By the Numbers: 1.3%, as in the level of GDP growth in the second quarter of this year, up from a previous estimate of one percent growth.


> Federal mortgage-aid program to shut its doors with $500 million unspent…(New York Times)

>Web searches cut unemployment duration by 25%…(Wall Street Journal)

>Bloomberg consumer confidence index at second-lowest record ever…(Bloomberg)

>SEQRA, environmental laws hurt New York businesses, developers…(Westchester County Business Journal)

Sports Blink: Last night, the Boston Red Sox completed the biggest regular-season collapse in MLB history for team in playoff contention. The Sox led the AL Wild Card race by 9 games on Sept. 3, but from there they went 7-20 in the month of September. They now have several months to work on their golf games and their excuses between now and spring training.
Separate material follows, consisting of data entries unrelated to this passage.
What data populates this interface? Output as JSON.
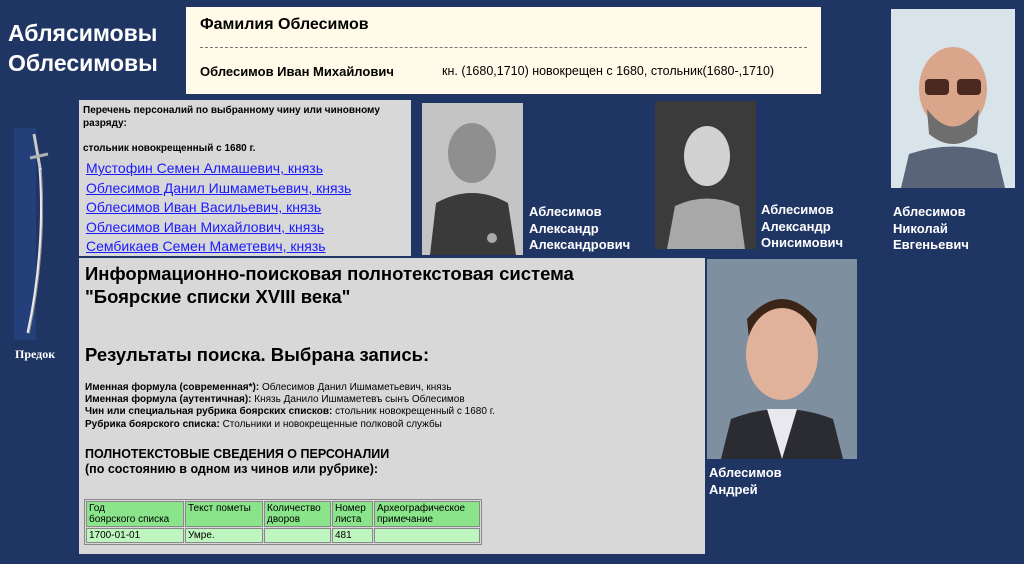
{
  "site_title_line1": "Аблясимовы",
  "site_title_line2": "Облесимовы",
  "family": {
    "heading": "Фамилия Облесимов",
    "person_name": "Облесимов Иван Михайлович",
    "person_desc": "кн. (1680,1710) новокрещен с 1680, стольник(1680-,1710)"
  },
  "ancestor": {
    "label": "Предок",
    "image_icon": "sabre-icon"
  },
  "list_panel": {
    "intro": "Перечень персоналий по выбранному чину или чиновному разряду:",
    "rank": "стольник новокрещенный с 1680 г.",
    "links": [
      "Мустофин Семен Алмашевич, князь",
      "Облесимов Данил Ишмаметьевич, князь",
      "Облесимов Иван Васильевич, князь",
      "Облесимов Иван Михайлович, князь",
      "Сембикаев Семен Маметевич, князь"
    ]
  },
  "photos": [
    {
      "line1": "Аблесимов",
      "line2": "Александр",
      "line3": "Александрович"
    },
    {
      "line1": "Аблесимов",
      "line2": "Александр",
      "line3": "Онисимович"
    },
    {
      "line1": "Аблесимов",
      "line2": "Николай",
      "line3": "Евгеньевич"
    },
    {
      "line1": "Аблесимов",
      "line2": "Андрей"
    }
  ],
  "main": {
    "title_line1": "Информационно-поисковая полнотекстовая система",
    "title_line2": "\"Боярские списки XVIII века\"",
    "results_heading": "Результаты поиска. Выбрана запись:",
    "fields": [
      {
        "label": "Именная формула (современная*):",
        "value": "Облесимов Данил Ишмаметьевич, князь"
      },
      {
        "label": "Именная формула (аутентичная):",
        "value": "Князь Данило Ишмаметевъ сынъ Облесимов"
      },
      {
        "label": "Чин или специальная рубрика боярских списков:",
        "value": "стольник новокрещенный с 1680 г."
      },
      {
        "label": "Рубрика боярского списка:",
        "value": "Стольники и новокрещенные полковой службы"
      }
    ],
    "fulltext_line1": "ПОЛНОТЕКСТОВЫЕ СВЕДЕНИЯ О ПЕРСОНАЛИИ",
    "fulltext_line2": "(по состоянию в одном из чинов или рубрике):",
    "table": {
      "headers": [
        [
          "Год",
          "боярского списка"
        ],
        [
          "Текст пометы"
        ],
        [
          "Количество",
          "дворов"
        ],
        [
          "Номер",
          "листа"
        ],
        [
          "Археографическое",
          "примечание"
        ]
      ],
      "row": [
        "1700-01-01",
        "Умре.",
        "",
        "481",
        ""
      ]
    }
  },
  "colors": {
    "background": "#1f3564",
    "panel": "#d8d8d8",
    "table_header": "#8ae58a",
    "table_row": "#bff5bf",
    "link": "#1a1aff"
  }
}
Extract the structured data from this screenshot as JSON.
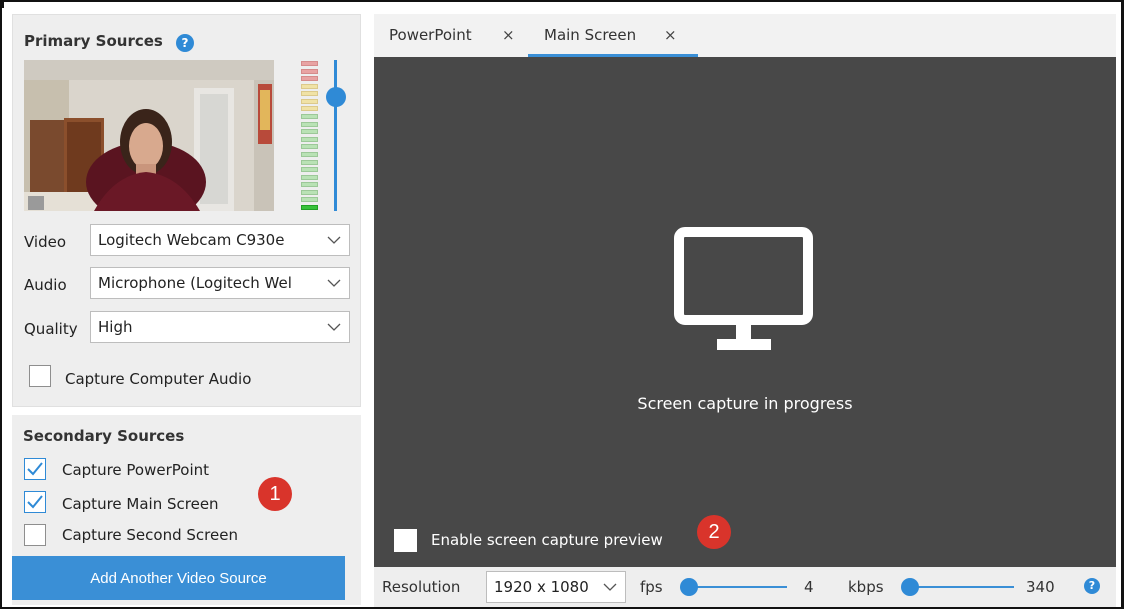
{
  "primary_sources": {
    "title": "Primary Sources",
    "help_icon": "?",
    "audio_level_fraction": 0.05,
    "volume_fraction": 0.75,
    "video_label": "Video",
    "video_value": "Logitech Webcam C930e",
    "audio_label": "Audio",
    "audio_value": "Microphone (Logitech Wel",
    "quality_label": "Quality",
    "quality_value": "High",
    "capture_audio_label": "Capture Computer Audio",
    "capture_audio_checked": false
  },
  "secondary_sources": {
    "title": "Secondary Sources",
    "items": [
      {
        "label": "Capture PowerPoint",
        "checked": true
      },
      {
        "label": "Capture Main Screen",
        "checked": true
      },
      {
        "label": "Capture Second Screen",
        "checked": false
      }
    ],
    "add_button_label": "Add Another Video Source"
  },
  "annotations": {
    "badge_1": "1",
    "badge_2": "2",
    "color": "#d9342b"
  },
  "tabs": [
    {
      "label": "PowerPoint",
      "close": "×",
      "active": false
    },
    {
      "label": "Main Screen",
      "close": "×",
      "active": true
    }
  ],
  "preview": {
    "icon": "monitor-icon",
    "status_text": "Screen capture in progress",
    "enable_preview_label": "Enable screen capture preview",
    "enable_preview_checked": false
  },
  "bottom_bar": {
    "resolution_label": "Resolution",
    "resolution_value": "1920 x 1080",
    "fps_label": "fps",
    "fps_value": "4",
    "kbps_label": "kbps",
    "kbps_value": "340",
    "help_icon": "?"
  },
  "colors": {
    "accent": "#3a8fd6",
    "preview_bg": "#484848",
    "panel_bg": "#eeeeee"
  }
}
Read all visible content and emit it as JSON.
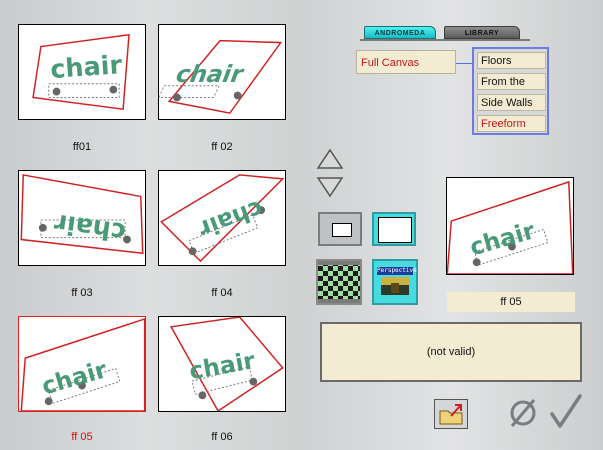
{
  "thumbnails": [
    {
      "label": "ff01",
      "selected": false
    },
    {
      "label": "ff 02",
      "selected": false
    },
    {
      "label": "ff 03",
      "selected": false
    },
    {
      "label": "ff 04",
      "selected": false
    },
    {
      "label": "ff 05",
      "selected": true
    },
    {
      "label": "ff 06",
      "selected": false
    }
  ],
  "thumbnail_text": "chair",
  "tabs": {
    "andromeda": "ANDROMEDA",
    "library": "LIBRARY"
  },
  "full_canvas": "Full Canvas",
  "modes": [
    "Floors",
    "From the Top",
    "Side Walls",
    "Freeform"
  ],
  "active_mode": "Freeform",
  "perspective_label": "Perspective",
  "preview_label": "ff 05",
  "status_text": "(not valid)",
  "colors": {
    "accent_red": "#d01010",
    "cyan": "#47dbe0",
    "panel_bg": "#f3ecd3",
    "mode_border": "#6b7de0",
    "chair_green": "#4a9a7a"
  },
  "icons": {
    "up": "triangle-up-icon",
    "down": "triangle-down-icon",
    "folder": "folder-export-icon",
    "cancel": "null-circle-icon",
    "ok": "checkmark-icon"
  }
}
Bernanke masters art of fueling speculation while revealing absolutely nothing

“The Federal Reserve has a range of tools that could be used to provide additional monetary stimulus.”

Fed Chairman Ben Bernanke spoke. Markets, apparently, were listening. As of 12:15 pm, both the Dow and the S&P 500 were up at least 1.39% on the day after opening in the red.

In more “upbeat” news (please note the muted sarcasm here), Bernanke urged that while the recovery “may take some time,” the U.S. economy can “reasonably expect” to see a return to economic growth rates and employment levels that were last seen prior to 2007.

Now, my apologies, but it is time to come back down to Earth.

Consumer confidence for August in the U.S. fell to a 55.7 mark in the Thomson Reuters/University of Michigan monthly index, down from a 63.7 mark in July.

Also announced this morning, the U.S. economy only grew at a 1% rate in the second quarter of 2011, down from initial estimates that put GDP growth at 1.3%. In a recap, the economy grew at a 0.4% rate in the first quarter, and a 1% rate in the second quarter. That, folks, means that the U.S. economy averaged below 1% growth in the first half of this year.